We also made our wish in the Trevi fountain. 1st coin toss over the right shoulder=a guaranteed return trip to Rome, 2nd coin toss brings good luck, and the third toss grants you an Italian husband. I guess I'll have the good fortune to return to Rome with my Italian husband sometime in the future. ;o)
Our last stop was one of the best meals over the two week period at the Mangrovia Restaurant. Musicians played Italian music, and we sang along, and our waiter ended the night by joining in, and then administering kisses, and roses to all the ladies in the group. It was a fun night of laughter with our new little tour group family.
We made a short stop in the town of Assisi, Italy. The town is built within a fortress, and at the top of a VERY steep hill is St. Francis' Church, and it's beautiful frescoes which cover the ceilings and walls. No pictures are allowed inside the church in order to help the paintings retain their color.
St. Francis is the patron saint of animals. After climbing the steep hill, we entered the church. The first level is dark and haunting where services were being held, but after climbing (more) stairs you enter a much lighter, fresco filled chapel. We shopped around the town a bit as we descended the hill, and then headed on down the road.

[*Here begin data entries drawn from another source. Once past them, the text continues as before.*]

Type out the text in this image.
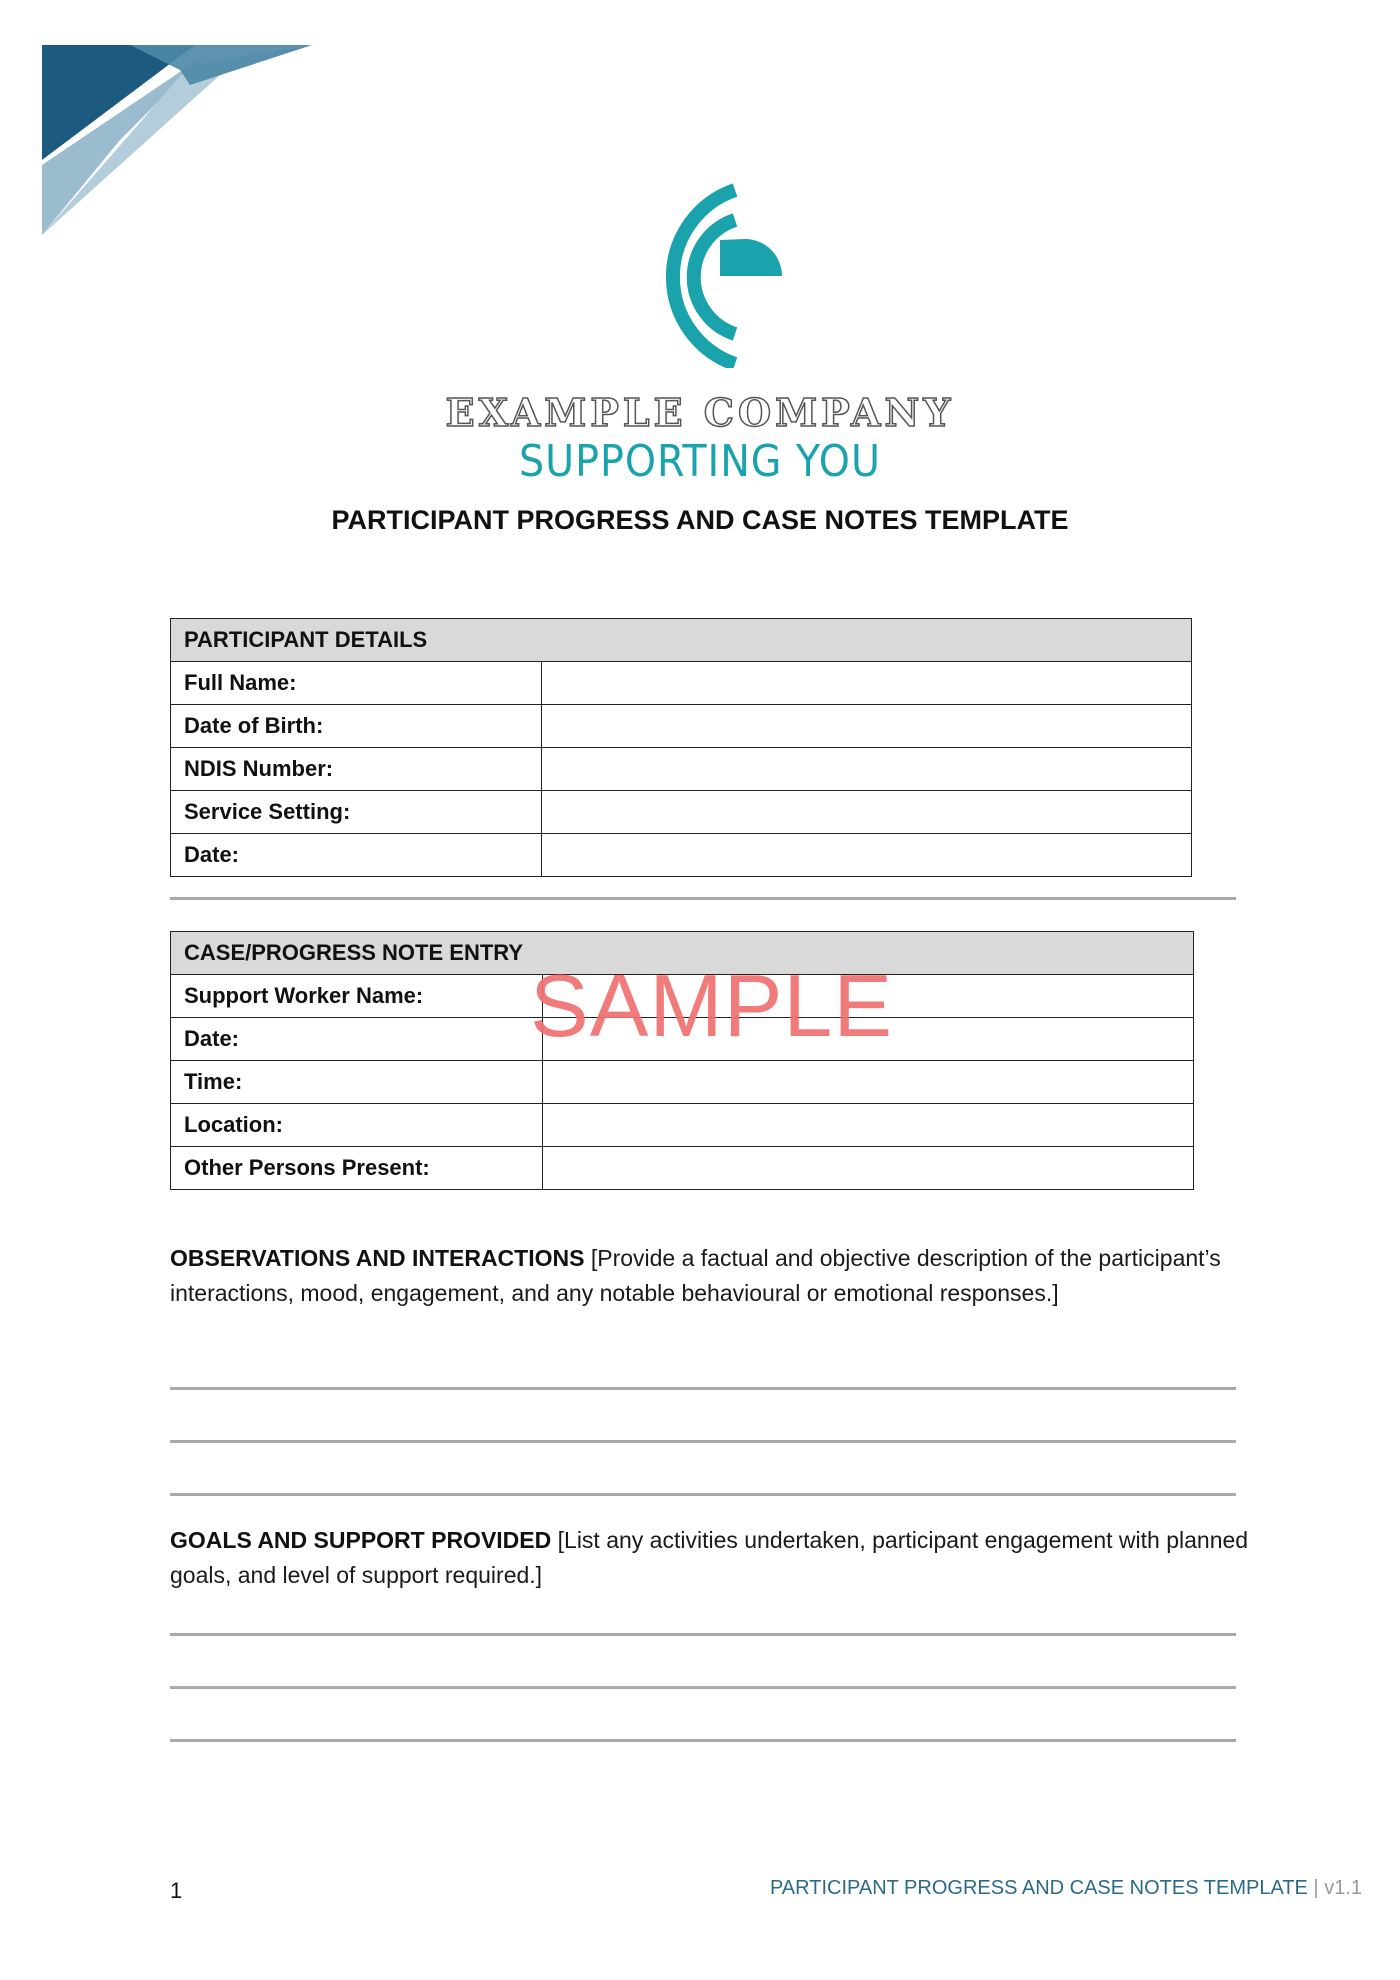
EXAMPLE COMPANY
SUPPORTING YOU
PARTICIPANT PROGRESS AND CASE NOTES TEMPLATE
PARTICIPANT DETAILS	
Full Name:	
Date of Birth:	
NDIS Number:	
Service Setting:	
Date:	
CASE/PROGRESS NOTE ENTRY	
Support Worker Name:	
Date:	
Time:	
Location:	
Other Persons Present:	
SAMPLE
OBSERVATIONS AND INTERACTIONS [Provide a factual and objective description of the participant’s interactions, mood, engagement, and any notable behavioural or emotional responses.]
GOALS AND SUPPORT PROVIDED [List any activities undertaken, participant engagement with planned goals, and level of support required.]
1	PARTICIPANT PROGRESS AND CASE NOTES TEMPLATE | v1.1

A few common, yet beautiful sites along the Italian roadside include:
Poppies border the highways, and pop up throughout the fields.
This part of Italy was called the "Belly" because of all the fruit, and wheat fields. Wheat=Bread=Happy Christy
These houses rest upon the river. The nets are lowered into the water. Fish swim into the nets. Nets are raised. Dinner is made.
There were little open air markets to hop off at for a quick break along the road.
Thursday, June 25, 2009
When people ask which place was my 'favorite.' I really can't choose a favorite, I truly loved it all....but if I had to eat fish (ugh, I hate fish), or choose my favorite-Venice would definitely be in the running. We took a ferry over to the Island, or rather, Islands (it was take a ferry or swim). It's really interesting to be somewhere without any cars. There are tons of bridges because it's a bunch of little islands hanging out together, minus the typical sand, and palm trees most islands offer-Venice offers beautiful buildings instead.
It's a busy place, it's a hot, and muggy place, and it's completely different from anywhere else in Europe...or anywhere I've ever been. I love that boats, and gondolas are the source of transportation through the canals. The shopping is great, and the gelatos are even better! I used to collect mask, so this was my place, as several friends that went before me predicted.
We took a quick tour of the main square, including a visit to a famous Venetian Glass factory where we got to see glass heated, blown, and shaped.
This was better than the diamond stop, but still-it was ultimately about the free bathrooms because this is the city you can find the $2.25 restroom stops (it's so hot, it's not that big of an issues, but still...). There were also Italian musicians playing all the traditional Italian songs on the piazzas with little cafe tables overlooking the bustling squares. There are pigeons...lots, and lots of pigeons everywhere. You can feed them by hand, they'll be happy to hop around on your shoulders, head, whatever, but why? Birds=Yuck! We went inside St. Mark's Basilica.
No pictures are allowed inside, but it's pretty incredible. The ceiling is completely covered with tiny gold, and bronze tiles. It's hard to really describe the churches in Europe, it's incredible to see the details, the moldings, the paintings, and mosaics. It's amazing to think of the craftsmanship that went into creating these masterpieces. Of all I saw that was made by man, the churches are the thing that absolutely took my breath away. After shopping down the narrow streets, and people watching, we ended our day in Venice with a gondola ride, and serenade.
It was neat to wind through the big, and small canals via gondola. Our boat ducked under bridges, and wound around through these colorful little houses. I can't even imagine what life would be like here with the water tapping at your front door, but I imagine they visit places and think the same thought in return. Venice is fabulous!